2025 Indian Telugu film by Sai Mohan Ubbana

Sasivadane is a 2025 Indian Telugu-language romantic action drama film written and directed by Sai Mohan Ubbana. It stars Rakshit Atluri and Komalee Prasad in lead roles.

The film was released on 10 October 2025.

== Plot ==
Raghava (Rakshit Atluri) is a carefree young man from a peaceful village in the Godavari region, living with his widowed father and preparing to leave for his postgraduate studies. His life takes a turn when he meets Sasi (Komalee Prasad), a gentle and reserved girl from a nearby family. Their meetings gradually blossom into a sincere and affectionate romance, set against the serene rural backdrop.
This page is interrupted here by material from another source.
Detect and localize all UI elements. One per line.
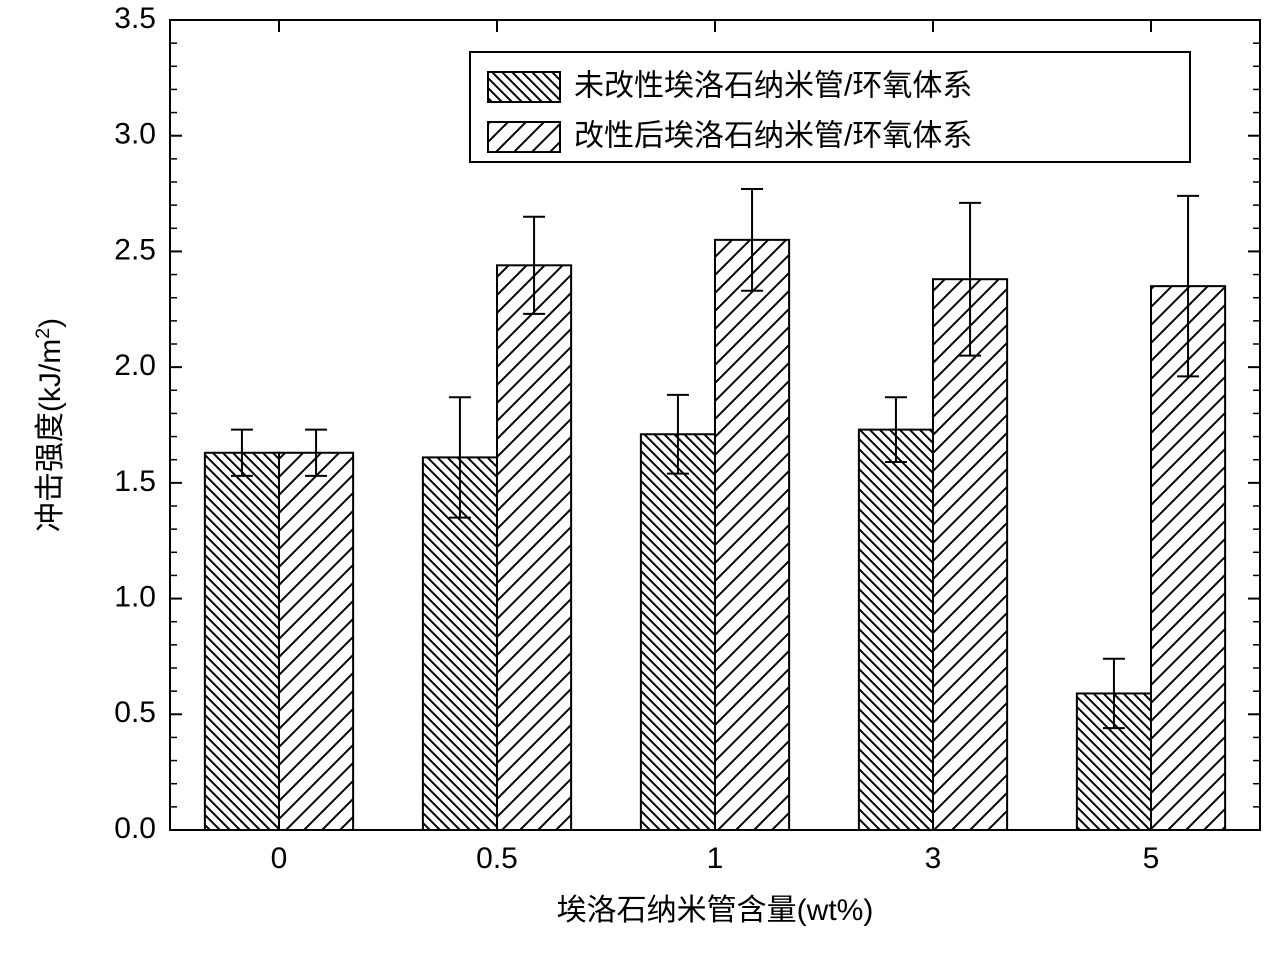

However, their love soon meets strong opposition. Vasanth (Deepak Prince), a powerful and aggressive relative of Sasi, becomes obsessed with marrying her. Unable to accept Sasi's feelings for Raghava, he uses intimidation, manipulation, and family pressure to force her into submission. As tension grows, Raghava finds himself drawn into a dangerous conflict where love, honour, and personal freedom are at stake.

Despite multiple threats and attempts to separate them, Raghava remains determined to protect Sasi and stand up for their relationship. The story moves toward an emotionally intense climax as Raghava confronts the forces trying to control their lives.

Whether the couple overcomes the violence and social barriers surrounding them forms the emotional crux of Sasivadane, a tale of love tested by circumstance, ego, and power.

== Cast ==
- Rakshit Atluri as Gudipudi Raghava
- Komalee Prasad as Bellamkonda Sasi
- Sriman as Raghava's father
- Mahesh Achanta
- Deepak Vasanth Kumar
- Praveen Yandamuri
- Jabardasth Bobby

== Music ==
The background score is composed by Anudeep Dev. The soundtrack is composed by Anudeep Dev and Saravana Vasudevan.

| No. | Title | Lyrics | Music | Singer(s) | Length |
|---|---|---|---|---|---|
| 1. | "Sasivadane Title Song" | Kittu Vissapragada | Saravana Vasudevan | Haricharan, Chinmayi Sripada | 3:40 |
| 2. | "DJ Pilla" | Kittu Vissapragada | Saravana Vasudevan | Vaisagh | 3:29 |
| 3. | "Emito Emito" | Karunakar Adigarla | Saravana Vasudevan | P V N S Rohit | 3:10 |
| 4. | "Vethika Ninnila" | Kittu Vissapragada | Saravana Vasudevan | Satya Yamini | 3:15 |
| 5. | "Godari Atu Vaipo" | Kittu Vissapragada | Anudeep Dev | Anudeep Dev | 3:03 |

== Release and reception ==
Sasivadane was released on 10 October 2025.

Eenadu praised the lead cast performances while being critical towards screenplay and narration. NTV rated it 2.5 out of 5 and praised the dialogues, and cinematography.